Few-shot Mining of Naturally Occurring Inputs and Outputs
This addresses the problem of expensive data labeling for NLP practitioners, offering a method to augment training data with high-quality, naturally occurring examples, though it is incremental as it builds on existing mining and ranking techniques.
The paper tackles the high cost of creating labeled natural language training data by mining naturally occurring input-output pairs from large corpora using a two-stage method with a small seed set, resulting in improvements of 13 F1 on SQuAD-style reading comprehension and 1.46 ROUGE-L on Xsum abstractive summarization.
Creating labeled natural language training data is expensive and requires significant human effort. We mine input output examples from large corpora using a supervised mining function trained using a small seed set of only 100 examples. The mining consists of two stages -- (1) a biencoder-based recall-oriented dense search which pairs inputs with potential outputs, and (2) a crossencoder-based filter which re-ranks the output of the biencoder stage for better precision.

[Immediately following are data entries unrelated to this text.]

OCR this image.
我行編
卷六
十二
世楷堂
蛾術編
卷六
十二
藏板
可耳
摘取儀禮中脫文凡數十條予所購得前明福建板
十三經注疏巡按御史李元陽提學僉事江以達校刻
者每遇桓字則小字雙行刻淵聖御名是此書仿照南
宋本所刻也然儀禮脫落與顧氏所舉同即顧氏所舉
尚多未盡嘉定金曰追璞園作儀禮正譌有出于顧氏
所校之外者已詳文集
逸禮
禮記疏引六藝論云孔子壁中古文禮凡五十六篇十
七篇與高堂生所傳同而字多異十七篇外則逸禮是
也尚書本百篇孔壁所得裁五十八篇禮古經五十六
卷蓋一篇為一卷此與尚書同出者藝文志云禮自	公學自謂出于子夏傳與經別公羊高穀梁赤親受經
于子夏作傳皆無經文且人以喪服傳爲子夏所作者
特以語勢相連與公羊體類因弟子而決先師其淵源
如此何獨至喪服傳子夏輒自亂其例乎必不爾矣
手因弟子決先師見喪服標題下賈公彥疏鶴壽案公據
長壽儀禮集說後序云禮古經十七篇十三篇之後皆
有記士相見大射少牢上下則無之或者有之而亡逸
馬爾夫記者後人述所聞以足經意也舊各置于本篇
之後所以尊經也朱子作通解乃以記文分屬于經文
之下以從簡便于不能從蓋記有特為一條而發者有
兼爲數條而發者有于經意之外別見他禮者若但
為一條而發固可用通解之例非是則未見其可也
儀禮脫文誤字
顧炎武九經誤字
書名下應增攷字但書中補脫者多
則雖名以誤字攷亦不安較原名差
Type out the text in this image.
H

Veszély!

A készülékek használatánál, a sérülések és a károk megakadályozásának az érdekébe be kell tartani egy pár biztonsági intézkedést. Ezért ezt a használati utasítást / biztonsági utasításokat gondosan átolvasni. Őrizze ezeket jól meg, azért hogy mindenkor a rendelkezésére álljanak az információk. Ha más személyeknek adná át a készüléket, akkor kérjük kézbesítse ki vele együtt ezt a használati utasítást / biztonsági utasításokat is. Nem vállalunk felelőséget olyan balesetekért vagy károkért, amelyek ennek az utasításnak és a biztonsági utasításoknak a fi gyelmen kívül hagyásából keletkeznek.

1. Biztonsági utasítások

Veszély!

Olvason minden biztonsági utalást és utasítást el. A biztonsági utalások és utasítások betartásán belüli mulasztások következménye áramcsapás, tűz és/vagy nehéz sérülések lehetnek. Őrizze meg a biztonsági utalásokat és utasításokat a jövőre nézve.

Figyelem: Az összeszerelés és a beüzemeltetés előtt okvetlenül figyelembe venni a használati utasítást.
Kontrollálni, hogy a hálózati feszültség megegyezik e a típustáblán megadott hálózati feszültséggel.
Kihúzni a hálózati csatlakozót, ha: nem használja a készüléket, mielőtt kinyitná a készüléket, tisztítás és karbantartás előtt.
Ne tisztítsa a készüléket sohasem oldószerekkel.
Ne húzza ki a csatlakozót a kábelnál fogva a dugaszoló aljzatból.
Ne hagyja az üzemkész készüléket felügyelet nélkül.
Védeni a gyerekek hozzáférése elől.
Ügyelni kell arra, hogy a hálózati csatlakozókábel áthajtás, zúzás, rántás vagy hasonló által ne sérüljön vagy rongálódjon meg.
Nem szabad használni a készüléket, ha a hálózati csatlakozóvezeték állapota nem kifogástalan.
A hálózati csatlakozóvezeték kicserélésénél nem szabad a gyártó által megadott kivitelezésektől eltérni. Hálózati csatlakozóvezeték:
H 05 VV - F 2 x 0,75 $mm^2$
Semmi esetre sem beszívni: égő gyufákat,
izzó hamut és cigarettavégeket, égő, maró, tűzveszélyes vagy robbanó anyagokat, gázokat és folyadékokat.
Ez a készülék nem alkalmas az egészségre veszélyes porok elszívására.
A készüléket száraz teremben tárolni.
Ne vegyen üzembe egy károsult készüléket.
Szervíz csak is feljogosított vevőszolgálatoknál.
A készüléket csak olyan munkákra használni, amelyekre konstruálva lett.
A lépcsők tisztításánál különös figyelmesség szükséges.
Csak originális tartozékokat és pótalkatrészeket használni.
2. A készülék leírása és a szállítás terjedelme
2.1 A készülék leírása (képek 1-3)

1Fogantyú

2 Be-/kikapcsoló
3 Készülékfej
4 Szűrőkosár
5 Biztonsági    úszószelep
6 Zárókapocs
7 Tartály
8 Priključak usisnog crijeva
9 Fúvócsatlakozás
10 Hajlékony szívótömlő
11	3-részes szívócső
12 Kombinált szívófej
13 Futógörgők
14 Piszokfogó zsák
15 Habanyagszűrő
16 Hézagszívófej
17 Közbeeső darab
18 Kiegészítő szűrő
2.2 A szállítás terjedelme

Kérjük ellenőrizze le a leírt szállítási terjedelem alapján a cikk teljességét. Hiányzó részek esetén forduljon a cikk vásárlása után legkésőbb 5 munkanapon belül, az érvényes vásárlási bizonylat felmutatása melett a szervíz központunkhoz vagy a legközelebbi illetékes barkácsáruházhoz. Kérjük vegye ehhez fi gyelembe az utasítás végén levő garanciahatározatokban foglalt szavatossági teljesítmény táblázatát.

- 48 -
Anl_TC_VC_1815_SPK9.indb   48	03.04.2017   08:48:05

Unlike model-generated data augmentation, our method mines naturally occurring high-quality input output pairs to mimic the style of the seed set for multiple tasks. On SQuAD-style reading comprehension, augmenting the seed set with the mined data results in an improvement of 13 F1 over a BART-large baseline fine-tuned only on the seed set. Likewise, we see improvements of 1.46 ROUGE-L on Xsum abstractive summarization.